Human Factors in Detecting AI-Generated Portraits: Age, Sex, Device, and Confidence

Generative AI now produces photorealistic portraits that circulate widely in social and newslike contexts. Human ability to distinguish real from synthetic faces is time-sensitive because image generators continue to improve while public familiarity with synthetic media also changes. Here, we provide a time-stamped snapshot of human ability to distinguish real from AI-generated portraits produced by models available in July 2025. In a large-scale web experiment conducted from August 2025 to January 2026, 1,664 participants aged 20-69 years (mobile n = 1,330; PC n = 334) completed a two-alternative forced-choice task (REAL vs AI). Each participant judged 20 trials sampled from a 210-image pool comprising real FFHQ photographs and AI-generated portraits from ChatGPT-4o and Imagen 3. Overall accuracy was high (mean 85.2%, median 90%) but varied across groups. PC participants outperformed mobile participants by 3.65 percentage points. Accuracy declined with age in both device cohorts and more steeply on mobile than on PC (-0.607 vs -0.230 percentage points per year). Self-rated AI-detection confidence and AI exposure were positively associated with accuracy and statistically accounted for part of the age-related decline, with confidence accounting for the larger share.

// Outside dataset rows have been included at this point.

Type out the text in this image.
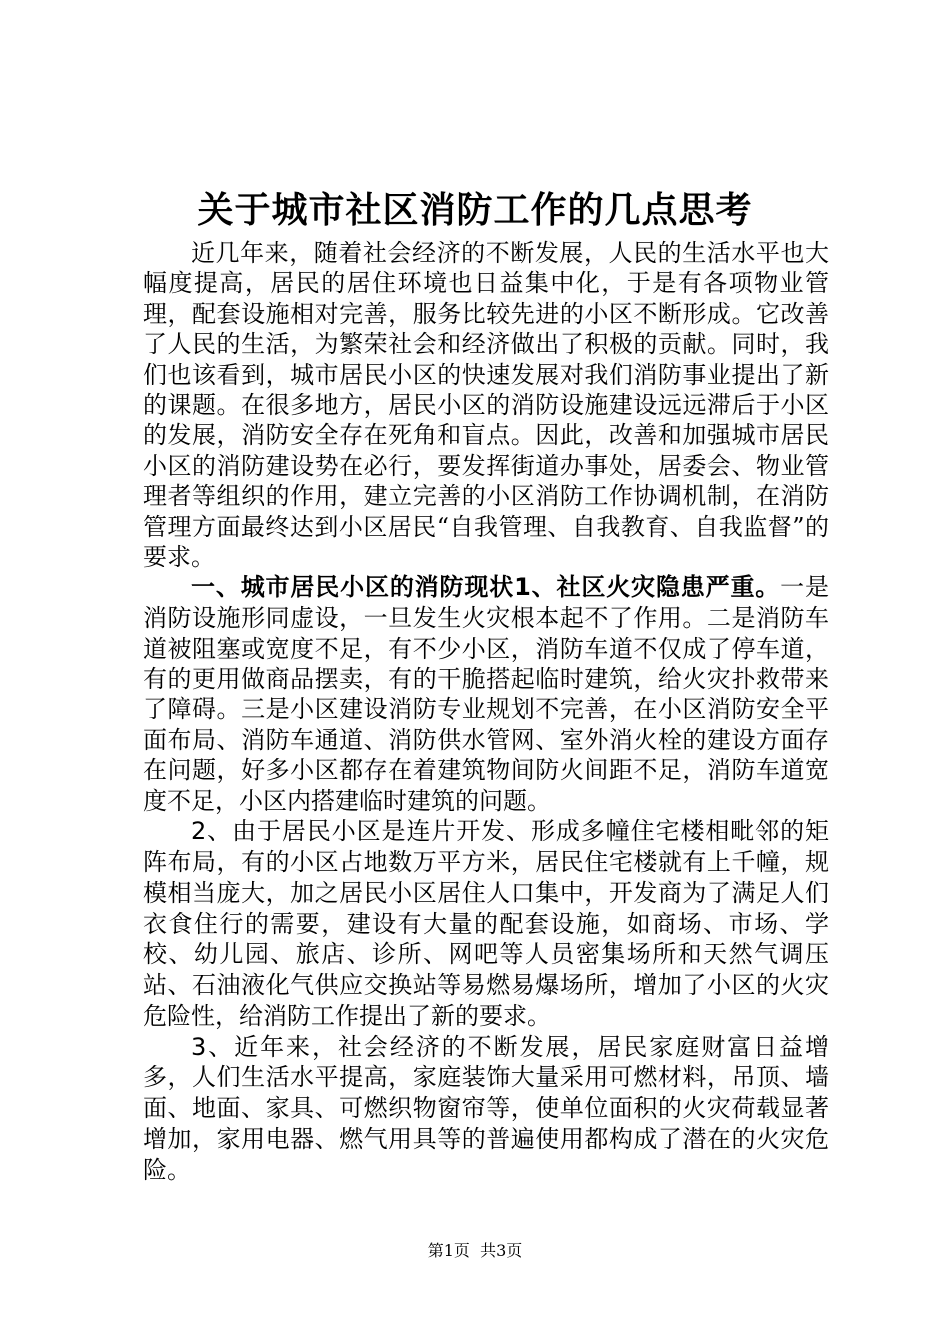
关于城市社区消防工作的几点思考

近几年来，随着社会经济的不断发展，人民的生活水平也大幅度提高，居民的居住环境也日益集中化，于是有各项物业管理，配套设施相对完善，服务比较先进的小区不断形成。它改善了人民的生活，为繁荣社会和经济做出了积极的贡献。同时，我们也该看到，城市居民小区的快速发展对我们消防事业提出了新的课题。在很多地方，居民小区的消防设施建设远远滞后于小区的发展，消防安全存在死角和盲点。因此，改善和加强城市居民小区的消防建设势在必行，要发挥街道办事处，居委会、物业管理者等组织的作用，建立完善的小区消防工作协调机制，在消防管理方面最终达到小区居民“自我管理、自我教育、自我监督”的要求。

一、城市居民小区的消防现状1、社区火灾隐患严重。一是消防设施形同虚设，一旦发生火灾根本起不了作用。二是消防车道被阻塞或宽度不足，有不少小区，消防车道不仅成了停车道，有的更用做商品摆卖，有的干脆搭起临时建筑，给火灾扑救带来了障碍。三是小区建设消防专业规划不完善，在小区消防安全平面布局、消防车通道、消防供水管网、室外消火栓的建设方面存在问题，好多小区都存在着建筑物间防火间距不足，消防车道宽度不足，小区内搭建临时建筑的问题。

2、由于居民小区是连片开发、形成多幢住宅楼相毗邻的矩阵布局，有的小区占地数万平方米，居民住宅楼就有上千幢，规模相当庞大，加之居民小区居住人口集中，开发商为了满足人们衣食住行的需要，建设有大量的配套设施，如商场、市场、学校、幼儿园、旅店、诊所、网吧等人员密集场所和天然气调压站、石油液化气供应交换站等易燃易爆场所，增加了小区的火灾危险性，给消防工作提出了新的要求。

3、近年来，社会经济的不断发展，居民家庭财富日益增多，人们生活水平提高，家庭装饰大量采用可燃材料，吊顶、墙面、地面、家具、可燃织物窗帘等，使单位面积的火灾荷载显著增加，家用电器、燃气用具等的普遍使用都构成了潜在的火灾危险。

第1页 共3页
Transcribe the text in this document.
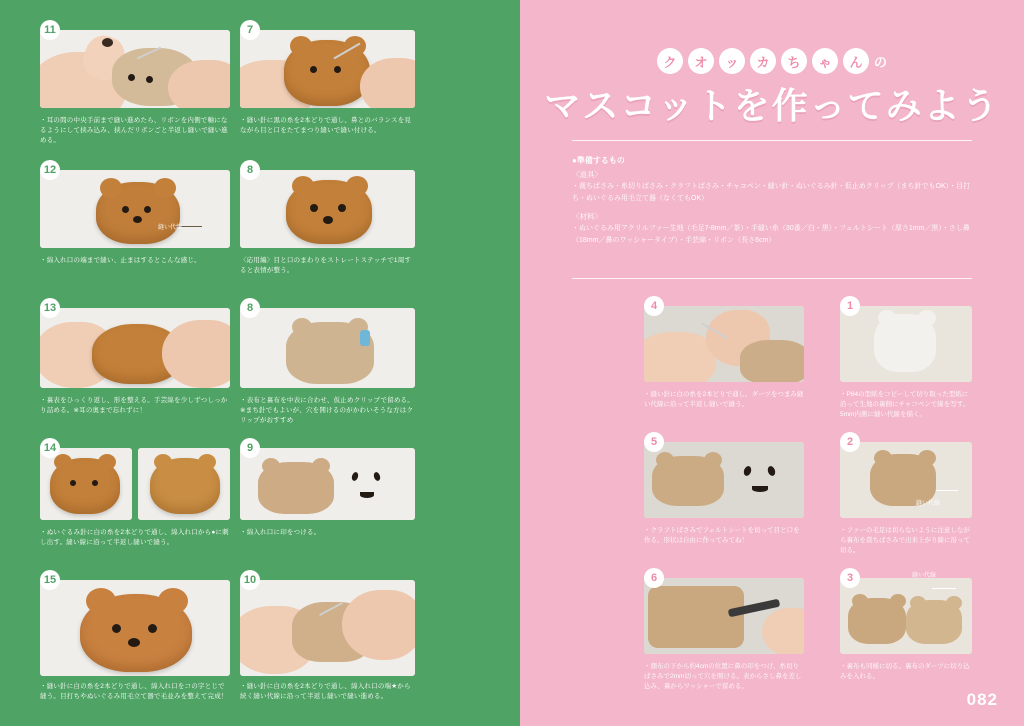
11
・耳の間の中央手前まで縫い進めたら、リボンを内側で軸になるようにして挟み込み、挟んだリボンごと半返し縫いで縫い進める。
7
・縫い針に黒の糸を2本どりで通し、鼻とのバランスを見ながら目と口をたてまつり縫いで縫い付ける。
12
縫い代線
・綿入れ口の端まで縫い、止まはするとこんな感じ。
8
〈応用編〉目と口のまわりをストレートステッチで1周すると表情が整う。
13
・裏表をひっくり返し、形を整える。手芸綿を少しずつしっかり詰める。※耳の奥まで忘れずに！
8
・表布と裏布を中表に合わせ、仮止めクリップで留める。※まち針でもよいが、穴を開けるのがかわいそうな方はクリップがおすすめ
14
・ぬいぐるみ針に白の糸を2本どりで通し、綿入れ口から●に刺し出す。縫い線に沿って半返し縫いで縫う。
9
・綿入れ口に印をつける。
15
・縫い針に白の糸を2本どりで通し、綿入れ口をコの字とじで縫う。目打ちやぬいぐるみ用毛立て器で毛並みを整えて完成！
10
・縫い針に白の糸を2本どりで通し、綿入れ口の端★から続く縫い代線に沿って半返し縫いで縫い進める。
ク	オ	ッ	カ	ち	ゃ	ん の
マスコットを作ってみよう
●準備するもの
〈道具〉
・裁ちばさみ・糸切りばさみ・クラフトばさみ・チャコペン・縫い針・ぬいぐるみ針・仮止めクリップ（まち針でもOK）・目打ち・ぬいぐるみ用毛立て器（なくてもOK）
〈材料〉
・ぬいぐるみ用アクリルファー生地（毛足7-8mm／茶）・手縫い糸（30番／白・黒）・フェルトシート（厚さ1mm／黒）・さし鼻（18mm／鼻のワッシャータイプ）・手芸綿・リボン（長さ6cm）
4
・縫い針に白の糸を2本どりで通し、ダーツをつまみ縫い代線に沿って半返し縫いで縫う。
1
・P84の型紙をコピーして切り取った型紙に沿って生地の裏側にチャコペンで線を写す。5mm内側に縫い代線を描く。
5
・クラフトばさみでフェルトシートを切って目と口を作る。形状は自由に作ってみてね！
2
縫い代線
・ファーの毛足は切らないように注意しながら裏布を裁ちばさみで出来上がり線に沿って切る。
6
・顔布の下から約4cmの位置に鼻の印をつけ、糸切りばさみで2mm切って穴を開ける。表からさし鼻を差し込み、裏からワッシャーで留める。
3	縫い代線
・裏布も同様に切る。裏布のダーツに切り込みを入れる。
082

In the mobile cohort, an age-related sex divergence emerged among participants in their 50s and 60s, with female participants performing worse. Trial-level reaction-time models showed that correct AI judgments were faster than correct real judgments, whereas incorrect AI judgments were slower than incorrect real judgments. ChatGPT-4o portraits were harder and slower to classify than Imagen 3 portraits and were associated with a steeper age-related decline in performance. These findings frame AI portrait detection as a human-factors problem shaped by age, sex, device context, and confidence, not image realism alone.

翻译：生成式AI现已能产出在社交和新闻类语境中广泛传播的照片级真实肖像。人类区分真实人脸与合成人脸的能力具有时效性，因为图像生成器持续优化，同时公众对合成媒体的熟悉程度也在变化。本研究提供了2025年7月可用模型所生成AI肖像的区分能力时间戳快照。在2025年8月至2026年1月开展的大规模网络实验中，1664名20-69岁参与者（移动端n=1330；PC端n=334）完成了二选一强制选择任务（真实vs AI）。每位参与者从包含210张图片的素材库中随机抽取20个试次进行判断，素材库包含真实FFHQ照片及ChatGPT-4o与Imagen 3生成的AI肖像。总体准确率较高（均值85.2%，中位数90%），但组间差异显著。PC端参与者表现优于移动端3.65个百分点。两种设备组中准确率均随年龄增长而下降，移动端下降幅度大于PC端（每年-0.607 vs -0.230个百分点）。自评AI检测信心与AI接触频率均与准确率呈正相关，并在统计上解释了部分年龄相关衰退，其中信心的解释占比更大。在移动端组中，50-69岁参与者出现与年龄相关的性别分化现象，女性参与者表现更差。试次级反应时模型显示，正确AI判断快于正确真实判断，而错误AI判断慢于错误真实判断。ChatGPT-4o肖像比Imagen 3肖像更难分类且分类速度更慢，且与更陡峭的年龄相关性能衰退有关。这些发现表明AI肖像检测不仅是图像真实性问题，更是受年龄、性别、设备环境与信心共同塑造的人因问题。